Me: I wish I had more time to do my tasks.
2020: Say no more!
Boy, was I in for the surprise that this year had in store. It’s not officially over, but I’m only projecting good vibes until the finish line! I can only speak for myself that the ups and downs that came with twenty-twenty have taught me more about myself. The unfoldment of each morning resulted in deep gratitude at the end of the day. I’ll share a bit of what I call ‘pandemic wahala,’ and I know most people would echo my sentiments.
Like many people out there, in 2019, I had plans for the year 2020. No, it had nothing to do with a new year’s resolution on exercising more. It had to do with making more strides as an author and public speaker. My new book was going to be released, and I was going to have meet-ups, book talks, and book expos. 2020 was going to be my year of breaking out of my writing cave. It was exciting and nerve-wracking to plan, but I was up for it because I was practicing hard.
January – smiles, writing, coffee, and complaints about the cold weather. Typical Emem.
February – birthday and more complaints of cold weather. Typical Emem.
Mid-March – trying to understand what Covid-19 was and getting hit by mandatory quarantine and shutdowns. Confused Emem.
April – the dawning of what life was going to be like with a looming pandemic and confusion in the air.
May – everything becoming virtual, including my book release and author talk. Cancellation galore and homebody activated.
And now, Pandemic wahala:
The feeling of the eyes: they felt heavy whether wide awake or sleepy due to indoor lighting. Natural light became a bit too bright. Vamps, I see you!
The tale of a stuffy head: it sometimes felt like when my box braids are wet and wrapped in a towel. If you know, you know.
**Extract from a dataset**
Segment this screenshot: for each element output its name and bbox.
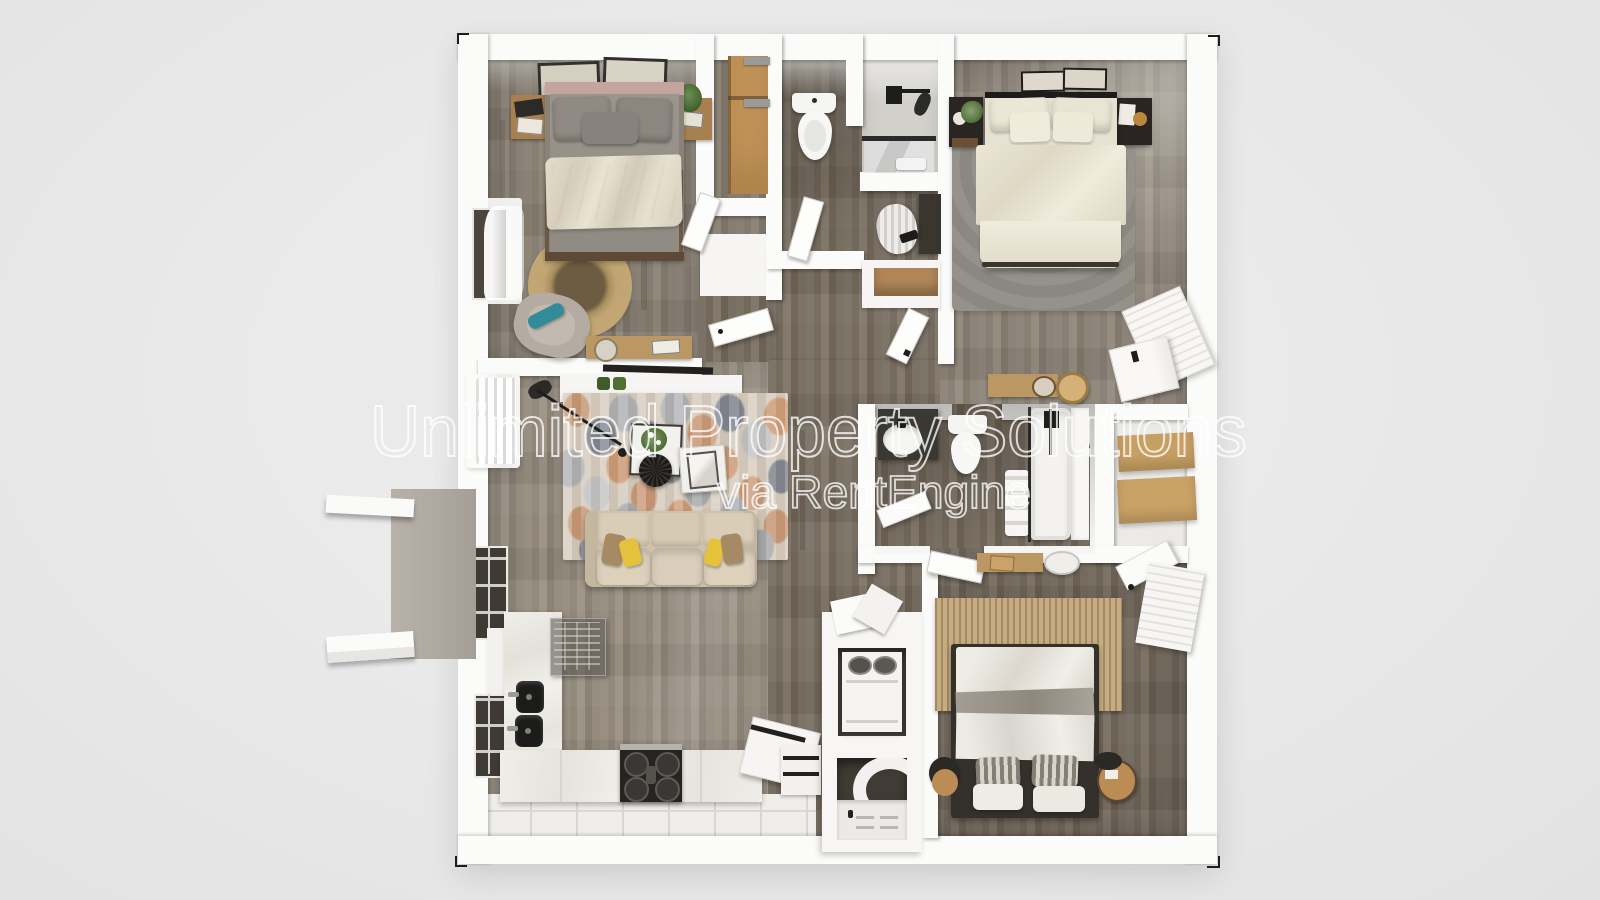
svg-text:Unlimited Property Solutions: Unlimited Property Solutions <box>370 392 1247 472</box>
svg-text:via RentEngine: via RentEngine <box>717 466 1031 518</box>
The uneven skin tone: I usually say I have ‘summer skin’ or ‘winter skin.’ This time it was ‘little or no exposure to sunlight skin.’
The slug walk: it is known to those active people who stopped exercising and had limited movement within their abode.
I continued writing, so I was still busy, but there was a notable difference between my regular schedule and quarantine schedule. There were more indoor tasks and no outdoor tasks.
I caught up with my ‘to-do’ tasks at home, like mounting paintings and photos that I meant to do a gazillion years ago. I finally started tackling my ‘to-read’ pile of books. I started projects that were lagging because of the ‘no time’ excuse.
While I got busy, I also struggled with not doing what I used to do regularly. I had subconsciously set out days and times of the day for tasks when life was “normal.” And so, my preferred movie day would come along, and I would be sad. Or my preferred eating out at a particular restaurant day or just a simple stroll day. It was gloomy to be indoors during those moments. Sometimes I would peek at the perfect weather and imagine what I could have been doing and with whom. Times like that were not easy to bear.
What about canceled appointments? Yes, these were tough. Some cancellations helped me save money and get much-needed rest. I needed a reset to my mindset. I needed to be more appreciative because I had so many reasons to be grateful. I started by giving my calendar a makeover:
I woke up one morning thinking of using this spare time to better myself. I still had so many things to do. Some became harder, and others easy to manage. I decided to simplify things with the use of a timetable. I tweaked my daily/weekly activities with the purpose of self-improvement - body, and mind. While I was already doing some of these things, I had to do better while finding a balance with the new reality. Exercising indoors was added to the list, and communicating virtually with others outside my small circle was also added. I added more time to things geared towards growth and less time to useless things. I did a schedule haul.
Verdict: it feels better. It’s not great, but it’s way better than when quarantine started in March, and I just watched the days pass, wondering when life would go back to normal.
What difference has 2020 made to you and your regular routine? What have you learned about yourself? What advice do you have for those who are still finding everything difficult to bear?
Please, don’t take yourself for granted. Don’t rush out to attend gatherings because you miss people. Stay safe so others can also be safe!
*wahala: a Nigerian slang that means "Problem" or "Trouble" depending on the context.